Alex: What are the hardest battles you fight?

Jon: The hardest creative battle is avoiding cliché. Writing in games has to fit itself around what the player can do, same as storylines in spy TV shows have to make space for a car chase, a couple of fights and a third-act twist. But each scene has got to be different, and interesting. You can’t just have a character tell you to take an object to another character in return for some gold. You can’t. You mustn’t. But the temptation to write the easiest storyline, to just recycle the same flow over, can be very strong.

The hardest actual battle we fight is being seen. Indie games appear, then disappear, taking whole studios with them. Every month we’re asking ourselves the question, how to do we help inkle’s games to stay relevant, to stay remarked upon? It’s a battle we’ll always lose in the end - I recently saw a “10 best video games based on novels” list that didn’t include 80 Days - but every little thing we can do keeps the lights on for a little longer.

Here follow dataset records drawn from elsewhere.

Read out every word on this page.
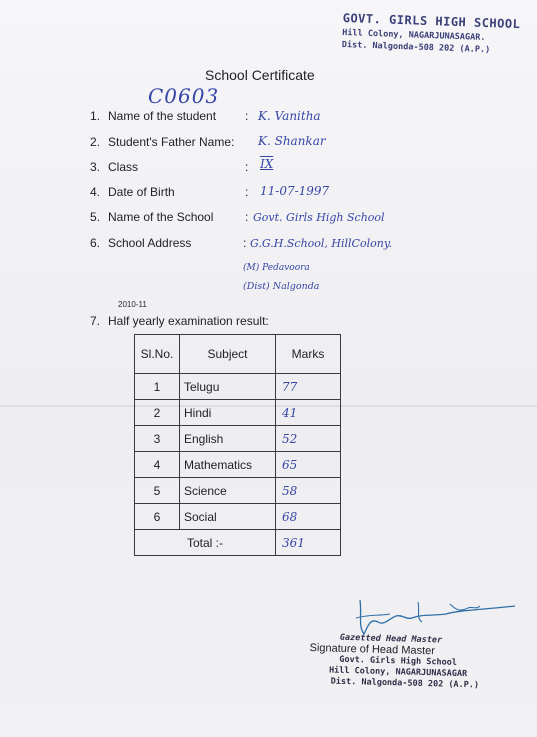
GOVT. GIRLS HIGH SCHOOL
Hill Colony, NAGARJUNASAGAR.
Dist. Nalgonda-508 202 (A.P.)
School Certificate
C0603
1. Name of the student : K. Vanitha
2. Student's Father Name: K. Shankar
3. Class	: IX
4. Date of Birth	: 11-07-1997
5. Name of the School	: Govt. Girls High School
6. School Address	: G.G.H.School, HillColony.
(M) Pedavoora
(Dist) Nalgonda
2010-11
7. Half yearly examination result:
Sl.No.	Subject	Marks
1	Telugu	77
2	Hindi	41
3	English	52
4	Mathematics	65
5	Science	58
6	Social	68
Total :-		361
Gazetted Head Master
Signature of Head Master
Govt. Girls High School
Hill Colony, NAGARJUNASAGAR
Dist. Nalgonda-508 202 (A.P.)
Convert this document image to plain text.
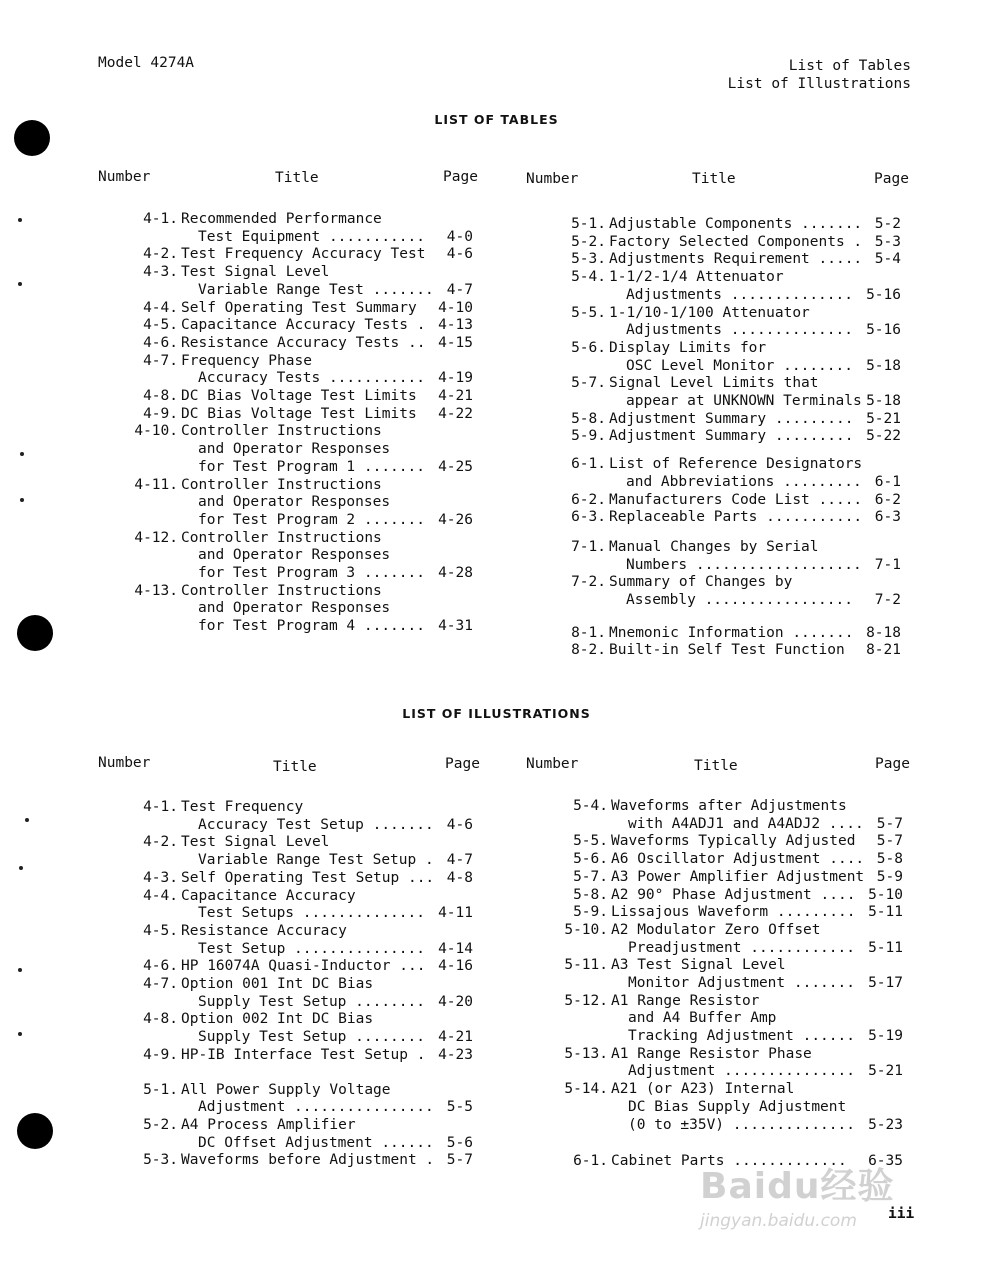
Model 4274A	List of Tables
List of Illustrations
LIST OF TABLES
Number	Title	Page	Number	Title	Page
4-1. Recommended Performance
Test Equipment ........... 4-0
4-2. Test Frequency Accuracy Test 4-6
4-3. Test Signal Level
Variable Range Test ....... 4-7
4-4. Self Operating Test Summary 4-10
4-5. Capacitance Accuracy Tests . 4-13
4-6. Resistance Accuracy Tests .. 4-15
4-7. Frequency Phase
Accuracy Tests ........... 4-19
4-8. DC Bias Voltage Test Limits 4-21
4-9. DC Bias Voltage Test Limits 4-22
4-10. Controller Instructions
and Operator Responses
for Test Program 1 ....... 4-25
4-11. Controller Instructions
and Operator Responses
for Test Program 2 ....... 4-26
4-12. Controller Instructions
and Operator Responses
for Test Program 3 ....... 4-28
4-13. Controller Instructions
and Operator Responses
for Test Program 4 ....... 4-31
5-1. Adjustable Components ....... 5-2
5-2. Factory Selected Components . 5-3
5-3. Adjustments Requirement ..... 5-4
5-4. 1-1/2-1/4 Attenuator
Adjustments .............. 5-16
5-5. 1-1/10-1/100 Attenuator
Adjustments .............. 5-16
5-6. Display Limits for
OSC Level Monitor ........ 5-18
5-7. Signal Level Limits that
appear at UNKNOWN Terminals 5-18
5-8. Adjustment Summary ......... 5-21
5-9. Adjustment Summary ......... 5-22
6-1. List of Reference Designators
and Abbreviations ......... 6-1
6-2. Manufacturers Code List ..... 6-2
6-3. Replaceable Parts ........... 6-3
7-1. Manual Changes by Serial
Numbers ................... 7-1
7-2. Summary of Changes by
Assembly ................. 7-2
8-1. Mnemonic Information ....... 8-18
8-2. Built-in Self Test Function 8-21
LIST OF ILLUSTRATIONS
Number	Title	Page	Number	Title	Page
4-1. Test Frequency
Accuracy Test Setup ....... 4-6
4-2. Test Signal Level
Variable Range Test Setup . 4-7
4-3. Self Operating Test Setup ... 4-8
4-4. Capacitance Accuracy
Test Setups .............. 4-11
4-5. Resistance Accuracy
Test Setup ............... 4-14
4-6. HP 16074A Quasi-Inductor ... 4-16
4-7. Option 001 Int DC Bias
Supply Test Setup ........ 4-20
4-8. Option 002 Int DC Bias
Supply Test Setup ........ 4-21
4-9. HP-IB Interface Test Setup . 4-23
5-1. All Power Supply Voltage
Adjustment ................ 5-5
5-2. A4 Process Amplifier
DC Offset Adjustment ...... 5-6
5-3. Waveforms before Adjustment . 5-7
5-4. Waveforms after Adjustments
with A4ADJ1 and A4ADJ2 .... 5-7
5-5. Waveforms Typically Adjusted 5-7
5-6. A6 Oscillator Adjustment .... 5-8
5-7. A3 Power Amplifier Adjustment 5-9
5-8. A2 90° Phase Adjustment .... 5-10
5-9. Lissajous Waveform ......... 5-11
5-10. A2 Modulator Zero Offset
Preadjustment ............ 5-11
5-11. A3 Test Signal Level
Monitor Adjustment ....... 5-17
5-12. A1 Range Resistor
and A4 Buffer Amp
Tracking Adjustment ...... 5-19
5-13. A1 Range Resistor Phase
Adjustment ............... 5-21
5-14. A21 (or A23) Internal
DC Bias Supply Adjustment
(0 to ±35V) .............. 5-23
6-1. Cabinet Parts ............. 6-35
iii
Baidu经验
jingyan.baidu.com
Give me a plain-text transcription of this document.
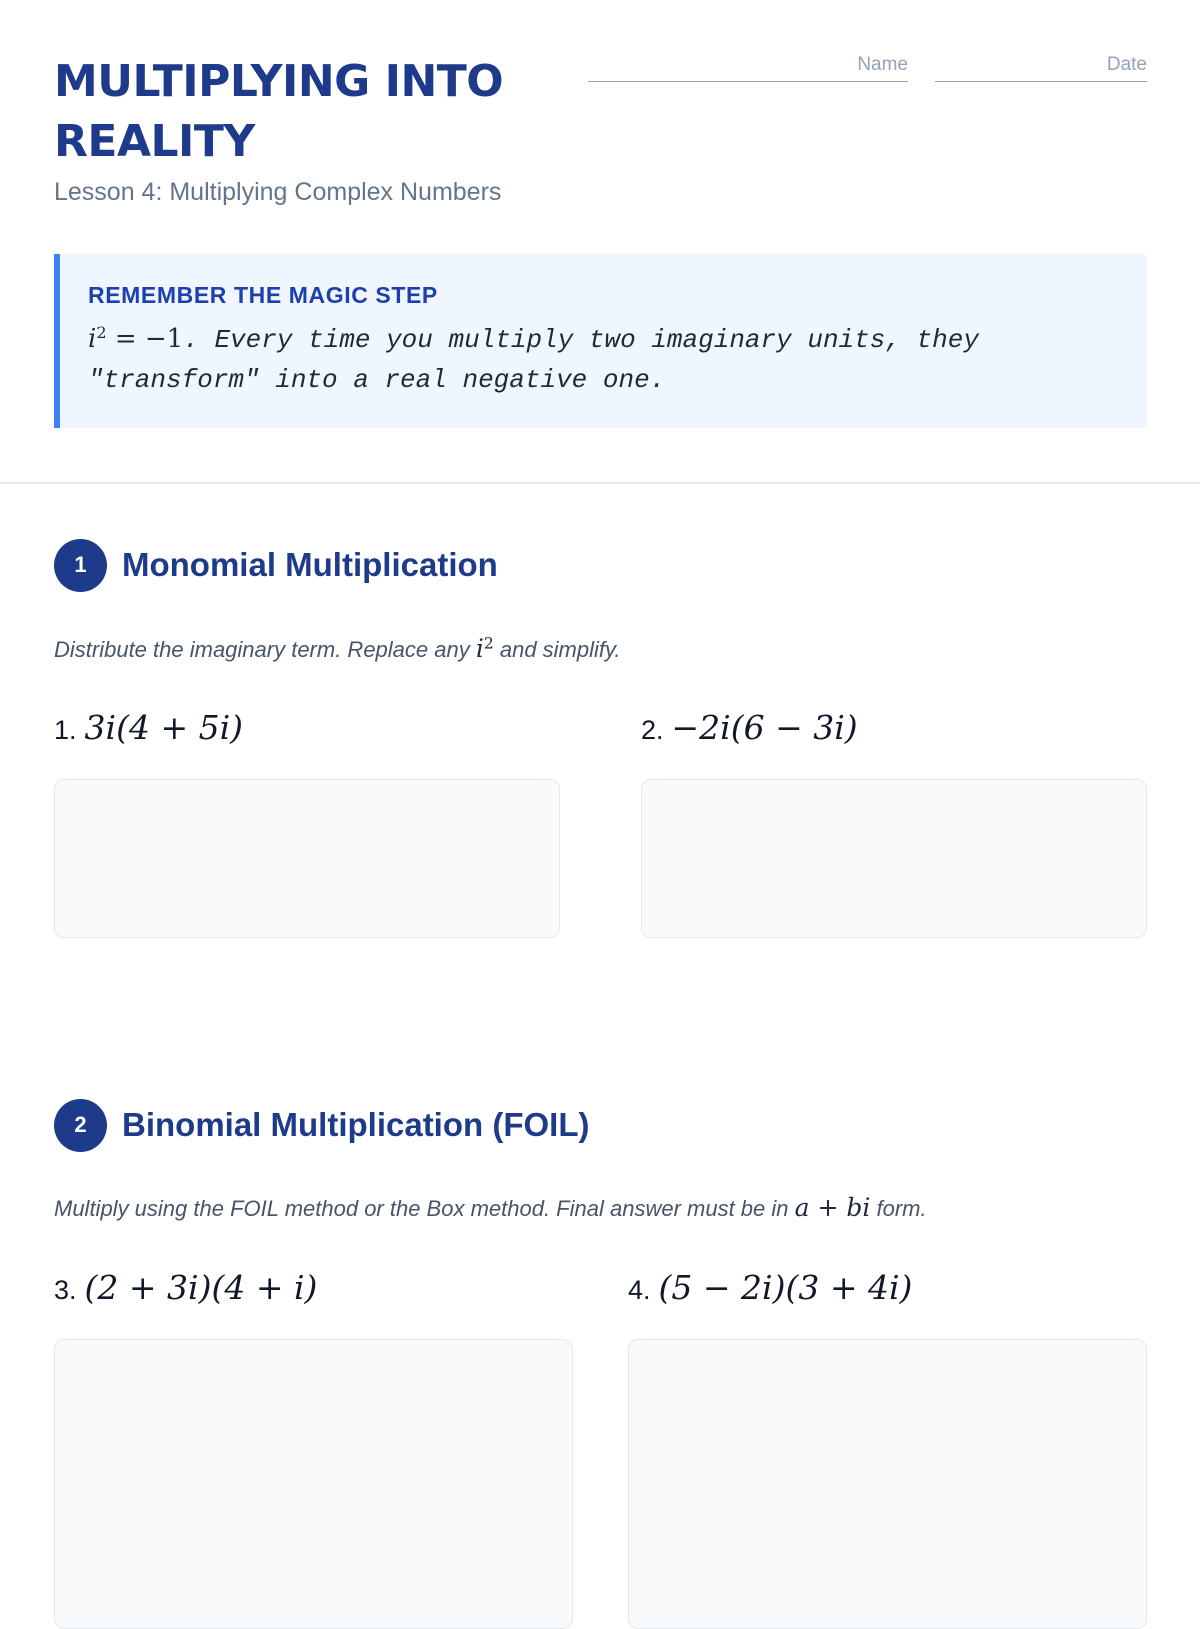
MULTIPLYING INTO
REALITY

Lesson 4: Multiplying Complex Numbers

Name	Date

REMEMBER THE MAGIC STEP

$i^2 = -1$. Every time you multiply two imaginary units, they "transform" into a real negative one.

1	Monomial Multiplication

Distribute the imaginary term. Replace any $i^2$ and simplify.

1. 3i(4 + 5i)	2. −2i(6 − 3i)

2	Binomial Multiplication (FOIL)

Multiply using the FOIL method or the Box method. Final answer must be in a + bi form.

3. (2 + 3i)(4 + i)	4. (5 − 2i)(3 + 4i)
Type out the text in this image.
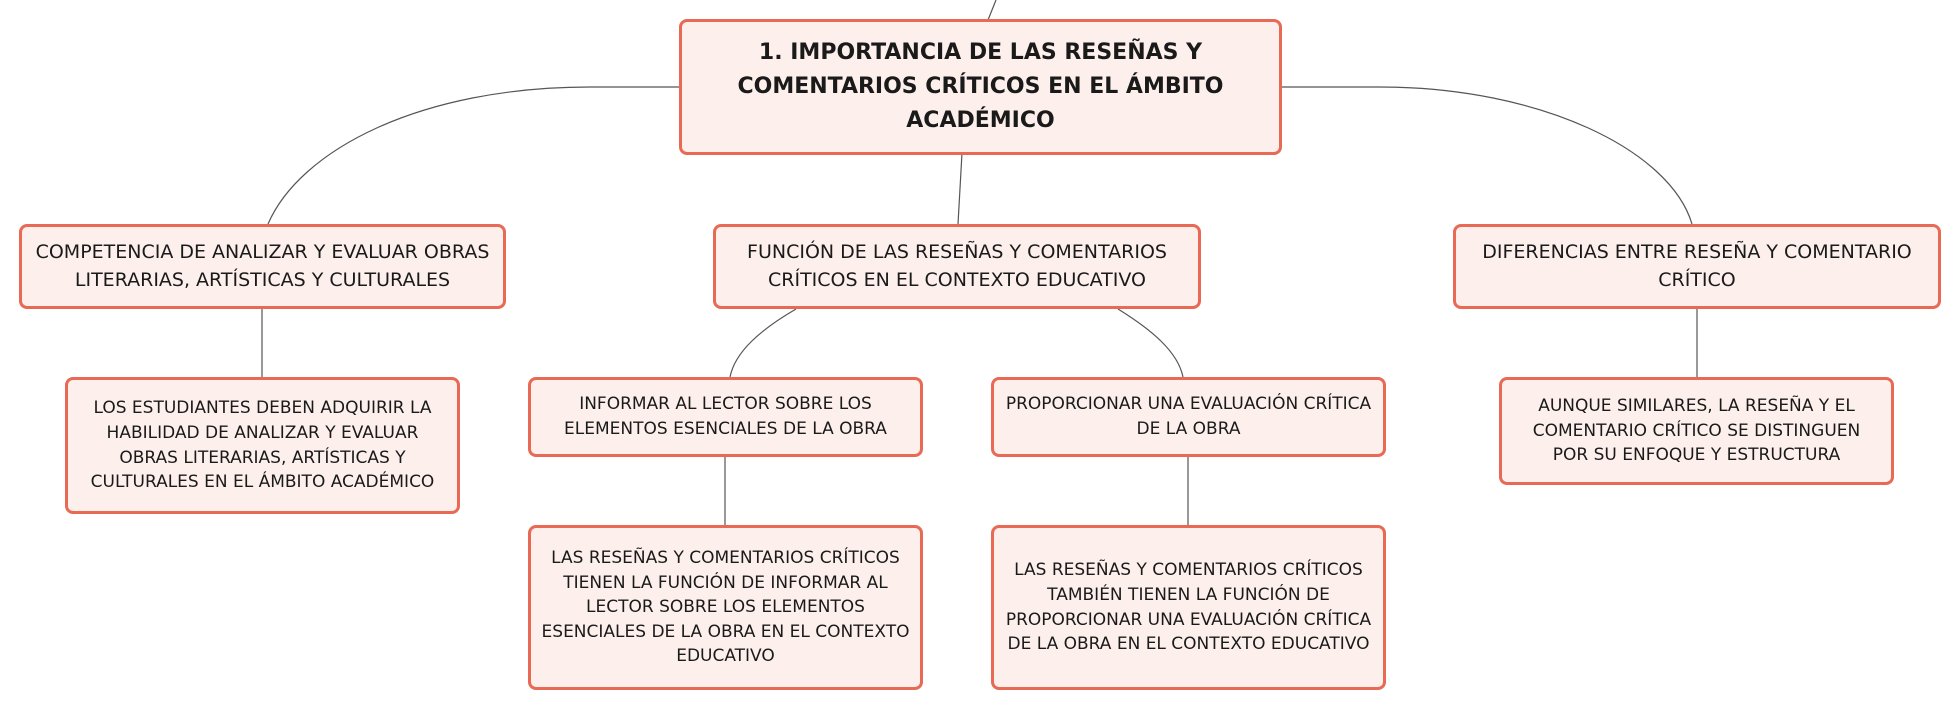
1. IMPORTANCIA DE LAS RESEÑAS Y COMENTARIOS CRÍTICOS EN EL ÁMBITO ACADÉMICO
COMPETENCIA DE ANALIZAR Y EVALUAR OBRAS LITERARIAS, ARTÍSTICAS Y CULTURALES
FUNCIÓN DE LAS RESEÑAS Y COMENTARIOS CRÍTICOS EN EL CONTEXTO EDUCATIVO
DIFERENCIAS ENTRE RESEÑA Y COMENTARIO CRÍTICO
LOS ESTUDIANTES DEBEN ADQUIRIR LA HABILIDAD DE ANALIZAR Y EVALUAR OBRAS LITERARIAS, ARTÍSTICAS Y CULTURALES EN EL ÁMBITO ACADÉMICO
INFORMAR AL LECTOR SOBRE LOS ELEMENTOS ESENCIALES DE LA OBRA
PROPORCIONAR UNA EVALUACIÓN CRÍTICA DE LA OBRA
AUNQUE SIMILARES, LA RESEÑA Y EL COMENTARIO CRÍTICO SE DISTINGUEN POR SU ENFOQUE Y ESTRUCTURA
LAS RESEÑAS Y COMENTARIOS CRÍTICOS TIENEN LA FUNCIÓN DE INFORMAR AL LECTOR SOBRE LOS ELEMENTOS ESENCIALES DE LA OBRA EN EL CONTEXTO EDUCATIVO
LAS RESEÑAS Y COMENTARIOS CRÍTICOS TAMBIÉN TIENEN LA FUNCIÓN DE PROPORCIONAR UNA EVALUACIÓN CRÍTICA DE LA OBRA EN EL CONTEXTO EDUCATIVO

Alex: Cheer up — maybe the reviewer never heard of Jules Verne!

One of the striking things about your adaptation of “Around the World in 80 Days” was how you guys changed its world from the colonial one that really existed to one where places like Haiti are strong and sovereign and have their own steampunk technology. When did that idea come up and what went into that decision?

Jon: The core concept was design - we needed there to be good reasons for a player to go to, say, South Africa, even though it’s definitely going the wrong direction. We also played into the fact that most people haven’t read Verne’s book, and assume it’s steampunk, because we associate Verne with steampunk (mostly because of the end of the Back to the Future III, I think.)

Meg Jayanth took that idea and developed it, introducing the idea of non-steam steampunk for places where water was too valuable to waste. That was a brilliant piece of world-building which she grew out to cover the various regions we wrote about.

Alex: Is it important to have a voice as a video game writer, or is it better to be a chameleon? How did you find your voice?

Jon: If you’re a freelancing professional, I’m sure you need to be a chameleon; and I often think that ideally a professional writer can write anything, and if they can’t, they can learn. For me, though, I’m determined to have some kind of voice. We flit between genres and styles and different kinds of frames, but I always want our games to have characters, to have humanity, to have intelligence, and to be about something.

I think I found my way to my style the long way round: bouncing between writing things that were “all me” that no one else could get much enjoyment from and writing things weren’t at all me, that came out a little vanilla, a bit oddly echoey.